Allyson was always friendly to Mike. Sort of. She told him how happy she was to be tutored by him, but as always, she did it in a backhanded way. "I'm so glad you've finally found something you're good at. You've floundered for a long time but I think you're finally finding your footing," she said. He was the one helping her, but she made it seem like she was helping him.
"I'll bet she flirts with you constantly," said Shanice, her eyes sparkling as she slowly moved a hand down her thigh. She was wearing the tight pantesses that teenage girls preferred, which showed every curve, every bend, every crease.

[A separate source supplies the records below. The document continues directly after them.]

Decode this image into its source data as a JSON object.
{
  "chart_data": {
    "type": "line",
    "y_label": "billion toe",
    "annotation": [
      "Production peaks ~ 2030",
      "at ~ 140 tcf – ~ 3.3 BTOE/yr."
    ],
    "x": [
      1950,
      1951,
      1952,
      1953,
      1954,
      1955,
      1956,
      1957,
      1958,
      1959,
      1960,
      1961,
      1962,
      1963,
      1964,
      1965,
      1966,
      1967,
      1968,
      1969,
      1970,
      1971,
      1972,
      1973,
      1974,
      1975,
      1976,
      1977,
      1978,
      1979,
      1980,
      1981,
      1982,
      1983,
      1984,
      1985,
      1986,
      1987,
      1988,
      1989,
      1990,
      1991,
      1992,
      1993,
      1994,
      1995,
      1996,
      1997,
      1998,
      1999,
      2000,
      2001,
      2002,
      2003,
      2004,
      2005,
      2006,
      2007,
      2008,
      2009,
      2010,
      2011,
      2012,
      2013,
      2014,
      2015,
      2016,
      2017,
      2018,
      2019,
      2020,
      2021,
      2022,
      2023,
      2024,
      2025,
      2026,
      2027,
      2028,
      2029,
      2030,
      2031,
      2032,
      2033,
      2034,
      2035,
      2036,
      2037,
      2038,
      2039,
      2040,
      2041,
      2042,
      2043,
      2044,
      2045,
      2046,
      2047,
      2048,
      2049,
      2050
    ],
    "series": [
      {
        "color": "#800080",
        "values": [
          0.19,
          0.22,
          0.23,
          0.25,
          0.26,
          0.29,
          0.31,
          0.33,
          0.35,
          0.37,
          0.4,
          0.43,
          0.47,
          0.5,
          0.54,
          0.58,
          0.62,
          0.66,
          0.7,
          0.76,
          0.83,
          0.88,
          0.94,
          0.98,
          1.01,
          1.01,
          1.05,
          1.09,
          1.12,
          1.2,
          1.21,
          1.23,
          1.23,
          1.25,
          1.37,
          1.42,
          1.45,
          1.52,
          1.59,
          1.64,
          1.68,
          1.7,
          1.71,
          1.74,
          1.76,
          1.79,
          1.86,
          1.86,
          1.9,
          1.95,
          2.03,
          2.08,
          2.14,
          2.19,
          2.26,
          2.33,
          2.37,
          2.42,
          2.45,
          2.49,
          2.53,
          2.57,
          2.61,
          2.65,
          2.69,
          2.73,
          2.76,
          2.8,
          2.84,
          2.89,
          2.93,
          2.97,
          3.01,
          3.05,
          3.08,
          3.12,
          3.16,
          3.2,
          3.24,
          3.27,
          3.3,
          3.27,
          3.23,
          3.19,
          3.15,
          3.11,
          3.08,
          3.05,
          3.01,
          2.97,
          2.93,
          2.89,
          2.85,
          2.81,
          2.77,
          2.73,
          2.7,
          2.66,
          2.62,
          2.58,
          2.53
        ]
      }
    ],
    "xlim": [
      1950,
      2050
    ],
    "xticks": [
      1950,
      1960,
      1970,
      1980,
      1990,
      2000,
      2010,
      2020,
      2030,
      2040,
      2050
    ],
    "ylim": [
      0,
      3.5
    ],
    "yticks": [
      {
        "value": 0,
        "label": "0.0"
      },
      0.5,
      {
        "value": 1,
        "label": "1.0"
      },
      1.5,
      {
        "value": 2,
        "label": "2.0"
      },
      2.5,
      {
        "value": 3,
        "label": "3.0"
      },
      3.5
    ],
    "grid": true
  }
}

"No," said Mike truthfully. She didn't. In fact, if anything, it was Shanice who flirted with him. Mike was still trying to understand Shanice's attraction to him. She must know that he was tainted. If they started to do something romantic... he was sure she would reject him. And he valued her company. To even be sitting in the same room with an attractive girl, one who smiled and flirted with him... it was paradise. He didn't want to jeopardize it.
The next day in school Mike noticed that the other students were looking at him funny. They were pointing at him and whispering and laughing. "What?" he asked Jenn Neuberger. She tittered and turned away.
It was Allyson Harshbarger who provided the answer. She came up to him. "Mike, I am so sorry for you."
"What do you mean?"
"All your trouble with your studies, and girls. I never knew," said Allyson.
Michael's eyes narrowed. "Allyson, what are you talking about?
"Your diary," said Allyson. "What I don't understand is why you posted it to the school's virtual message board. Is this some kind of plea for help?"
"I didn't post it to the school's message board!" said Taylor. He frantically operated his Pad, and his jaw dropped open.
The entire contents of his personal diary had been posted to the school's virtual message board. All of it. Every last intimate detail.
There was an announcement on the holocomm. "Will Michael Taylor please report to the Principal's office. Michael Taylor, to the Principal's office."
All eyes were on Mike as he started the walk of shame. He saw their mocking smiles, heard their whispers, their cackling laughs, as he made his way there.